# Using nitrile rubber for bands?



## christ (Oct 19, 2011)

Hi all,

Thanks for taking the time to read this.

I'm having a go at making a slingshot-related device - essentially a sort of 'slingshot bazooka' - and I was wondering if anyone could offer any advice regarding the use of nitrile rubber tubing for the bands. Nitrile rubber tubing seems to be a fair bit cheaper than latex Thera-Band style tubing, and more readily available (in the required length) in the UK.

Each of the two bands used in the slingshot will be around 48in long, and they will each pass around a small pulley at the business end of the barrel.

I was planning on using tubing with an inside diameter of 5.4mm and a wall thickness of 2mm, giving an outside diameter of 9.4mm.

Best regards,

Chris


----------



## ZDP-189 (Mar 14, 2010)

Stick to latex unless building a ballista. On any smaller scale, it doesn't make sense to use any other.


----------



## christ (Oct 19, 2011)

Thanks for the reply, I appreciate the advice. Latex it is.

Chris


----------



## AJW (Apr 24, 2011)

Chris, that sounds awesome ! Would love to see pictures. It has the name of a big weapon, the tube diameter of a big weapon and the length of rubber (2 tubes of 4 feet each) of a big weapon .... it would be sacrilegious not kill something big with it. Or a group of big things. Or you could take Joerg with you and wipe out a species.

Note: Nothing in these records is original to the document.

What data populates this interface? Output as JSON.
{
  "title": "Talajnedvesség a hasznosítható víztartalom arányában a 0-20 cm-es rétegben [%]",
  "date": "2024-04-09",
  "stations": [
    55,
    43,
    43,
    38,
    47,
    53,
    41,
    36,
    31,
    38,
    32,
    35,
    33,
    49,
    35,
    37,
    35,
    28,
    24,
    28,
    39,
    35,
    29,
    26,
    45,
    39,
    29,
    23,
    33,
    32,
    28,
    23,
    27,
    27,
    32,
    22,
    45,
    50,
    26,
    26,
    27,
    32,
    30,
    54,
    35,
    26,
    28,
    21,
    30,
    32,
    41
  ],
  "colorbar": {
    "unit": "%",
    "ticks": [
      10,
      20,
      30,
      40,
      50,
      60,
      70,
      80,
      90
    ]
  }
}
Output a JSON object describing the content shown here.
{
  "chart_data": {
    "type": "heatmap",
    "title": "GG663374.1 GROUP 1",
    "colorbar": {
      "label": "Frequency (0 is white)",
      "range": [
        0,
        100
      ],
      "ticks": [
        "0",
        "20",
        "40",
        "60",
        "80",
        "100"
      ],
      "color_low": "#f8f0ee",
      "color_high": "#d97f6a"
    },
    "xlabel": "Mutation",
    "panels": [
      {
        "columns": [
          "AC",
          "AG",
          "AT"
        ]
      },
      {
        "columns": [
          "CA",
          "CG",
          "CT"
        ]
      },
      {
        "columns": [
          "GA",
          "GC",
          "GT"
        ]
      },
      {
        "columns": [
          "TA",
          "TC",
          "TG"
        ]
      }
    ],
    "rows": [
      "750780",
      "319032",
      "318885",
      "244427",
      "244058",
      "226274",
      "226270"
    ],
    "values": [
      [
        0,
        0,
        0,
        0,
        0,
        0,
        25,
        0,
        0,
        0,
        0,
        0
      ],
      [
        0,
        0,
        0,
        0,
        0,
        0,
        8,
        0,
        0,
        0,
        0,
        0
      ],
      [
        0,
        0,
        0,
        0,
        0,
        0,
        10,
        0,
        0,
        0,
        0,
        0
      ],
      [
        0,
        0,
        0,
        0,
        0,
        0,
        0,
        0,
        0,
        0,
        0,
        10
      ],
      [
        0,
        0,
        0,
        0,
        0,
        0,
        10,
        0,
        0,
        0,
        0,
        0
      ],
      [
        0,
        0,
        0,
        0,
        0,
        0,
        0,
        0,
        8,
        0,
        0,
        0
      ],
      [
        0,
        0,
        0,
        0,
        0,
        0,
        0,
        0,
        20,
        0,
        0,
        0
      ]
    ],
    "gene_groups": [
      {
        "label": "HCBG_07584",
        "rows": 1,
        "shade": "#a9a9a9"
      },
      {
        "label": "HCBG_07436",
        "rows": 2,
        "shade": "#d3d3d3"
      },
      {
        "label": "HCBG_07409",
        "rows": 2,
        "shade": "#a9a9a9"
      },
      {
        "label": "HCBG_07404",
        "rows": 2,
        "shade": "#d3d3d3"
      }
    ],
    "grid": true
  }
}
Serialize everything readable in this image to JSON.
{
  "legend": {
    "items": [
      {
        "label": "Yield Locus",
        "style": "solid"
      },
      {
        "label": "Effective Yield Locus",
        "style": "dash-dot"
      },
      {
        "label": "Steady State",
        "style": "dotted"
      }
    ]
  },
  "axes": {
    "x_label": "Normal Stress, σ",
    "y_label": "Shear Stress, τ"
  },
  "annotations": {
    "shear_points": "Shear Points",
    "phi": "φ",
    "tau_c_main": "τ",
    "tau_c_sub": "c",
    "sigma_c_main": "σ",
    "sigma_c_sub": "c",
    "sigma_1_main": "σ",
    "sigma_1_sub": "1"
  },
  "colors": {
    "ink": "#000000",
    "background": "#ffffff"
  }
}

Really, I'm happy to see you tackle a project like this. It was clips of this type that got me into SSF and slingshots, so I wish you nothing but the very best for a lot of fun and a successful outcome.

Al


----------



## christ (Oct 19, 2011)

Thanks Al









I must "confess" early on that it's not my idea - I found it on Instructables - but I'll be making my own design based on the one I've found.

If I manage to make a half-decent bazooka, I'll post back here with the plans I used to build it.

Great forum, by the way









Chris


----------